While no system can be guaranteed completely secure, we work to reduce risks and respond promptly to any suspected data incident. If a personal data breach occurs that is likely to result in a risk to your rights and freedoms, we will act in accordance with applicable legal requirements.
7. Your Rights
Under data protection law, you may have the following rights in relation to your personal data:
- Right of access – to request a copy of the personal data we hold about you.
- Right to rectification – to ask us to correct inaccurate or incomplete data.
- Right to erasure – to request deletion of your data in certain circumstances.
- Right to restriction – to ask us to limit processing in certain situations.
- Right to data portability – to receive certain data in a structured, commonly used format, where applicable.
- Right to object – to object to processing based on legitimate interests or direct marketing.
- Right to withdraw consent – where processing relies on consent, you can withdraw it at any time.
Some rights apply only in specific circumstances and may be subject to legal exceptions. If you exercise a right, we may need to verify your identity before responding.

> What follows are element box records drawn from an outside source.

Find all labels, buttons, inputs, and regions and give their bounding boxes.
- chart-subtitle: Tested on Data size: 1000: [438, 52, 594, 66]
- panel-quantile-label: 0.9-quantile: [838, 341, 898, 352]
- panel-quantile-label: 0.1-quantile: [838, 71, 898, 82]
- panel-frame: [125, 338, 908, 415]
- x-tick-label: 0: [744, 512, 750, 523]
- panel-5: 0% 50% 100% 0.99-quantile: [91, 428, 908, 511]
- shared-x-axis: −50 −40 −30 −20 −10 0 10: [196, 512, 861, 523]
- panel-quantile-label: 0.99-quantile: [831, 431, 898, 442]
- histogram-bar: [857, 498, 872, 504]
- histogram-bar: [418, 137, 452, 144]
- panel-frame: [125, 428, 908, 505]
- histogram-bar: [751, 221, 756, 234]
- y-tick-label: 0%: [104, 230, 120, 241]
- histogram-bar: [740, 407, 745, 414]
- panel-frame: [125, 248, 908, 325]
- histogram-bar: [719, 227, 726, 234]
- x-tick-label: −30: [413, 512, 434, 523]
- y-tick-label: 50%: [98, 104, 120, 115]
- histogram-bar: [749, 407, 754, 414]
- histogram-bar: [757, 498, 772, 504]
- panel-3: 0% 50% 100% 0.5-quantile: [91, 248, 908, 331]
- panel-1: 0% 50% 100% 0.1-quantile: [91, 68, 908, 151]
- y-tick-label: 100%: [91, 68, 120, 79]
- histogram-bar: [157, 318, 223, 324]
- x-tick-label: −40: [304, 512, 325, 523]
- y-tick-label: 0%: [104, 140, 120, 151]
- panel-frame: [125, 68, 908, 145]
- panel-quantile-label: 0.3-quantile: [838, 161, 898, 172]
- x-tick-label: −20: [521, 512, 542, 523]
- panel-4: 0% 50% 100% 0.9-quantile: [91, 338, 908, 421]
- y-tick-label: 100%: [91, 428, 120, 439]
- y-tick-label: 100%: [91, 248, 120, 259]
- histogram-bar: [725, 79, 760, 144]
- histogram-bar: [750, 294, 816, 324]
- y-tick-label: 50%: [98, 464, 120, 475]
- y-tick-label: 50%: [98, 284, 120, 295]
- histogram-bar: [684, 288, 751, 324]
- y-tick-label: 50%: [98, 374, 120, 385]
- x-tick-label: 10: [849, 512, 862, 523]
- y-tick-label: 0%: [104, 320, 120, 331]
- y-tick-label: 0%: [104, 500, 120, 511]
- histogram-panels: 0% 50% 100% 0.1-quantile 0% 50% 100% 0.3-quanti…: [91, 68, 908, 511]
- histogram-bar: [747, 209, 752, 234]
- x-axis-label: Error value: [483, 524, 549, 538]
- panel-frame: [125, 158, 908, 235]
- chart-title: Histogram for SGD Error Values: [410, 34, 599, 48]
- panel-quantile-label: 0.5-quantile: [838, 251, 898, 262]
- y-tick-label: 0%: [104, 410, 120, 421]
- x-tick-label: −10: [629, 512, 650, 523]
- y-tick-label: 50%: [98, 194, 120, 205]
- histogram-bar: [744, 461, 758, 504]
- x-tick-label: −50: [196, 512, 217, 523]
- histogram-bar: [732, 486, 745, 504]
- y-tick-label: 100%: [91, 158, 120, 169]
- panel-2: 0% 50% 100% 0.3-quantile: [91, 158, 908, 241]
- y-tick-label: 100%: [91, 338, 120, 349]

You also have the right to raise a concern with the relevant data protection authority if you believe your data has been handled unlawfully or unfairly.
8. Children’s Data
Our services are directed to adults and businesses. We do not knowingly collect personal data from children except where it is incidental to a service arrangement and only where necessary and lawful. If we become aware that data has been collected inappropriately, we will take steps to delete it where required.
9. Changes to This Privacy Policy
We may update this Privacy Policy from time to time to reflect changes in our services, legal obligations, or data handling practices. Any updates will take effect when published or otherwise communicated where appropriate. We encourage customers to review this policy periodically so they remain informed about how their information is used.

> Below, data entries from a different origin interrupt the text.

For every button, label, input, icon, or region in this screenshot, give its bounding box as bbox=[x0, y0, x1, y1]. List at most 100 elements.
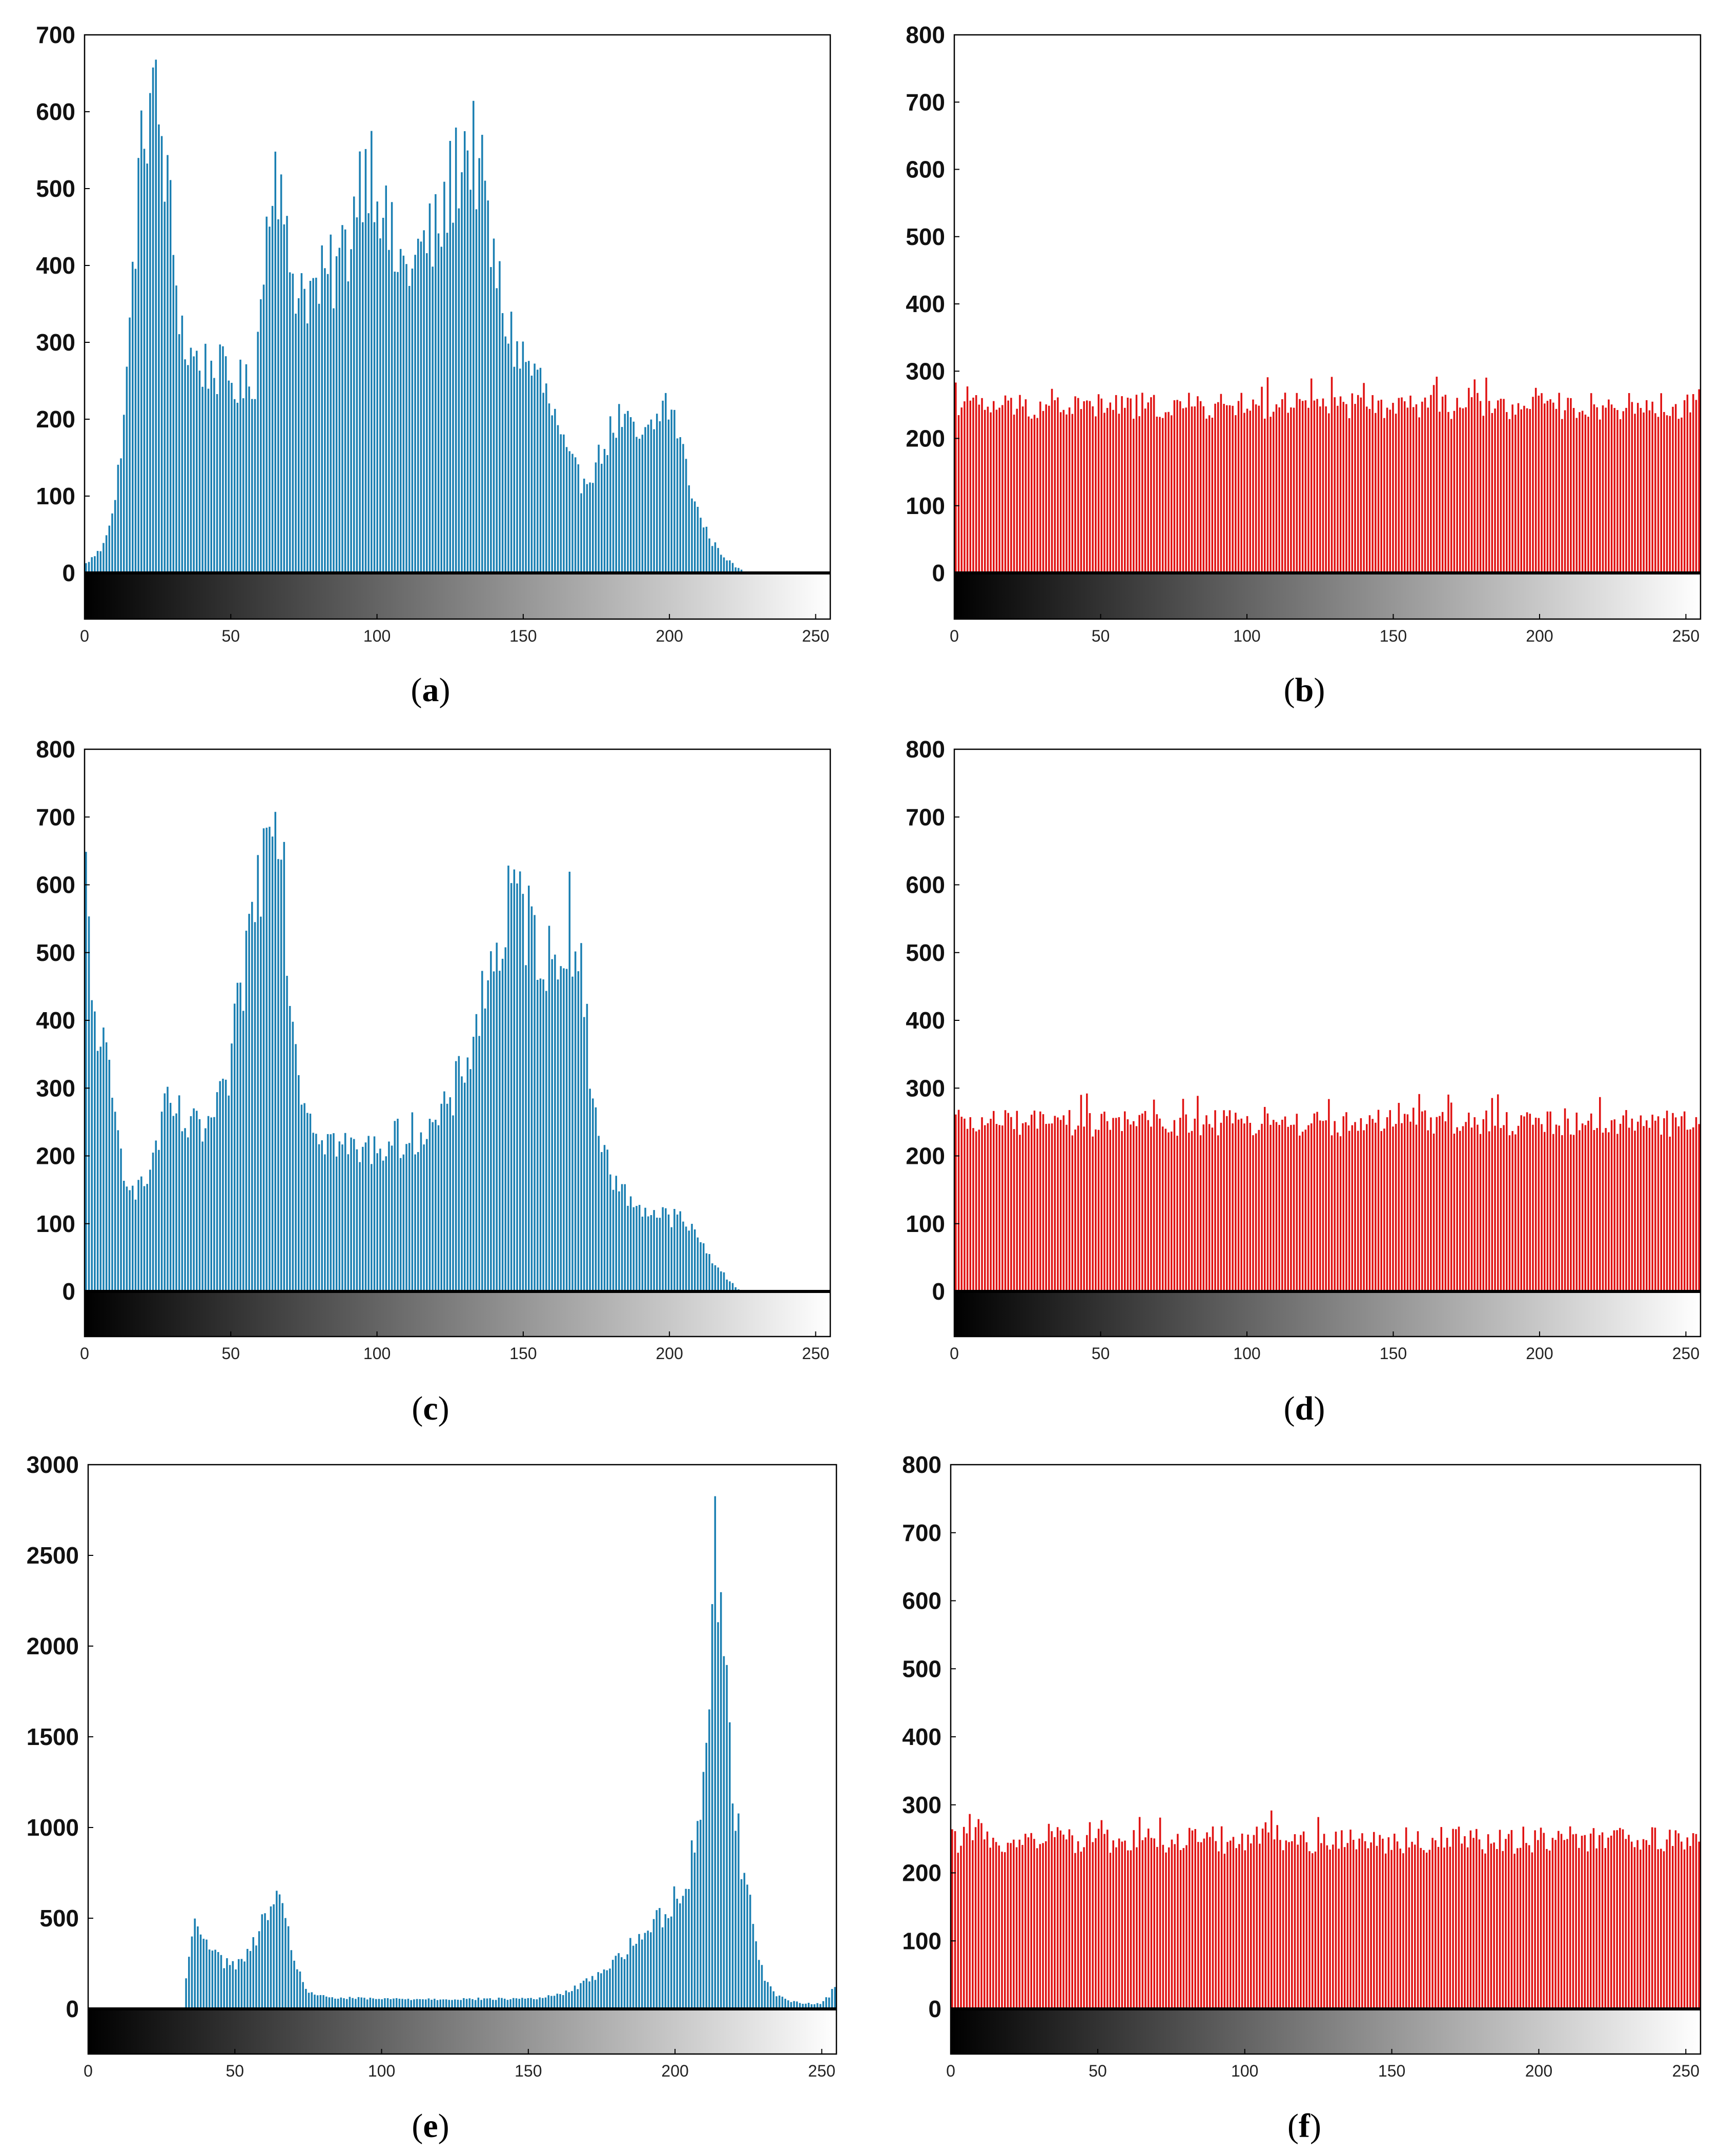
histogram-bar bbox=[1100, 398, 1102, 573]
histogram-bar bbox=[1543, 1132, 1546, 1291]
histogram-bar bbox=[702, 1772, 705, 2009]
histogram-bar bbox=[1276, 1825, 1278, 2009]
histogram-bar bbox=[1103, 1112, 1105, 1291]
histogram-bar bbox=[586, 484, 588, 573]
y-tick-label: 200 bbox=[906, 425, 945, 452]
histogram-bar bbox=[410, 2000, 412, 2009]
histogram-bar bbox=[426, 1139, 428, 1291]
histogram-bar bbox=[1625, 1110, 1627, 1291]
x-tick-label: 50 bbox=[1089, 2062, 1107, 2080]
histogram-bar bbox=[117, 1130, 119, 1291]
histogram-bar bbox=[1004, 1852, 1006, 2009]
histogram-bar bbox=[187, 1137, 189, 1291]
histogram-bar bbox=[598, 1136, 600, 1291]
histogram-bar bbox=[1526, 1112, 1528, 1291]
histogram-bar bbox=[510, 312, 513, 573]
histogram-bar bbox=[571, 1991, 573, 2009]
histogram-bar bbox=[1522, 1826, 1525, 2009]
histogram-bar bbox=[198, 371, 201, 573]
histogram-bar bbox=[1599, 419, 1601, 573]
histogram-bar bbox=[167, 155, 169, 573]
histogram-bar bbox=[755, 1941, 757, 2009]
histogram-bar bbox=[615, 1956, 617, 2009]
histogram-bar bbox=[697, 1237, 699, 1291]
histogram-bar bbox=[711, 546, 713, 573]
histogram-bar bbox=[1622, 1829, 1624, 2009]
histogram-bar bbox=[960, 1845, 962, 2009]
y-tick-label: 1000 bbox=[27, 1814, 79, 1841]
histogram-bar bbox=[172, 1116, 175, 1291]
histogram-bar bbox=[1377, 400, 1380, 573]
histogram-bar bbox=[1517, 1125, 1520, 1291]
histogram-bar bbox=[1456, 398, 1458, 573]
histogram-bar bbox=[359, 151, 361, 573]
histogram-bar bbox=[743, 1873, 746, 2009]
histogram-bar bbox=[490, 951, 492, 1291]
histogram-bar bbox=[338, 1141, 341, 1291]
histogram-bar bbox=[1218, 1851, 1220, 2009]
histogram-bar bbox=[91, 557, 93, 573]
histogram-bar bbox=[1561, 1135, 1563, 1291]
histogram-bar bbox=[1506, 1112, 1508, 1291]
histogram-bar bbox=[1500, 399, 1502, 573]
histogram-bar bbox=[693, 1852, 696, 2009]
histogram-bar bbox=[1561, 419, 1563, 573]
histogram-bar bbox=[371, 131, 373, 573]
histogram-bar bbox=[343, 1998, 345, 2009]
histogram-bar bbox=[1174, 1844, 1176, 2009]
histogram-bar bbox=[1508, 419, 1511, 573]
histogram-bar bbox=[184, 359, 186, 573]
histogram-bar bbox=[1097, 1130, 1100, 1291]
histogram-bar bbox=[825, 1997, 827, 2009]
histogram-bar bbox=[1045, 1841, 1047, 2009]
histogram-bar bbox=[1235, 415, 1237, 573]
histogram-bar bbox=[1555, 408, 1558, 573]
histogram-bar bbox=[1127, 1119, 1129, 1291]
histogram-bar bbox=[1334, 397, 1336, 573]
histogram-bar bbox=[1054, 1116, 1056, 1291]
histogram-bar bbox=[1103, 1834, 1105, 2009]
histogram-bar bbox=[414, 1154, 416, 1291]
histogram-bar bbox=[1095, 1129, 1097, 1291]
histogram-bar bbox=[1610, 1835, 1612, 2009]
histogram-bar bbox=[1534, 1117, 1537, 1291]
histogram-bar bbox=[477, 1997, 480, 2009]
histogram-bar bbox=[492, 2000, 494, 2009]
histogram-bar bbox=[1543, 403, 1546, 573]
histogram-bar bbox=[1109, 402, 1112, 573]
histogram-bar bbox=[1663, 1118, 1665, 1291]
histogram-bar bbox=[682, 1221, 684, 1291]
histogram-bar bbox=[248, 914, 250, 1291]
histogram-bar bbox=[1523, 405, 1525, 573]
histogram-bar bbox=[1681, 417, 1683, 573]
histogram-bar bbox=[1161, 1126, 1164, 1291]
histogram-bar bbox=[1083, 1126, 1085, 1291]
histogram-bars bbox=[85, 59, 748, 573]
histogram-bar bbox=[1590, 1113, 1592, 1291]
histogram-bar bbox=[1141, 1840, 1144, 2009]
histogram-bar bbox=[1062, 409, 1065, 573]
histogram-bar bbox=[667, 1214, 670, 1291]
histogram-bar bbox=[466, 1057, 469, 1291]
histogram-bar bbox=[1156, 1114, 1158, 1291]
histogram-bar bbox=[700, 1819, 702, 2009]
histogram-bar bbox=[644, 1207, 646, 1291]
y-tick-label: 400 bbox=[902, 1723, 941, 1750]
histogram-bar bbox=[1322, 398, 1324, 573]
histogram-bar bbox=[231, 383, 233, 573]
histogram-bar bbox=[1651, 401, 1653, 573]
histogram-bar bbox=[740, 569, 743, 573]
histogram-bar bbox=[1395, 414, 1397, 573]
histogram-bar bbox=[1392, 403, 1394, 573]
histogram-bar bbox=[254, 399, 256, 573]
histogram-bar bbox=[303, 1103, 305, 1291]
histogram-bar bbox=[1312, 1853, 1314, 2009]
histogram-bar bbox=[1214, 403, 1216, 573]
histogram-bar bbox=[1250, 1843, 1252, 2009]
histogram-bar bbox=[1528, 1845, 1530, 2009]
histogram-bar bbox=[981, 398, 983, 573]
histogram-bar bbox=[527, 361, 530, 573]
histogram-bar bbox=[388, 250, 390, 573]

10. Summary of Our Approach
In summary, Cricklewood Carpet Cleaners collects only the information needed to provide professional carpet cleaning services, manage bookings, process payments, and maintain legal compliance. We process data on lawful bases such as contract, legal obligation, legitimate interests, and, where appropriate, consent. We retain personal data only as long as necessary, use processors under contract, and respect your data protection rights.
This policy is intended to be clear, transparent, and compliant with applicable UK data protection law for all customers in the Cricklewood area.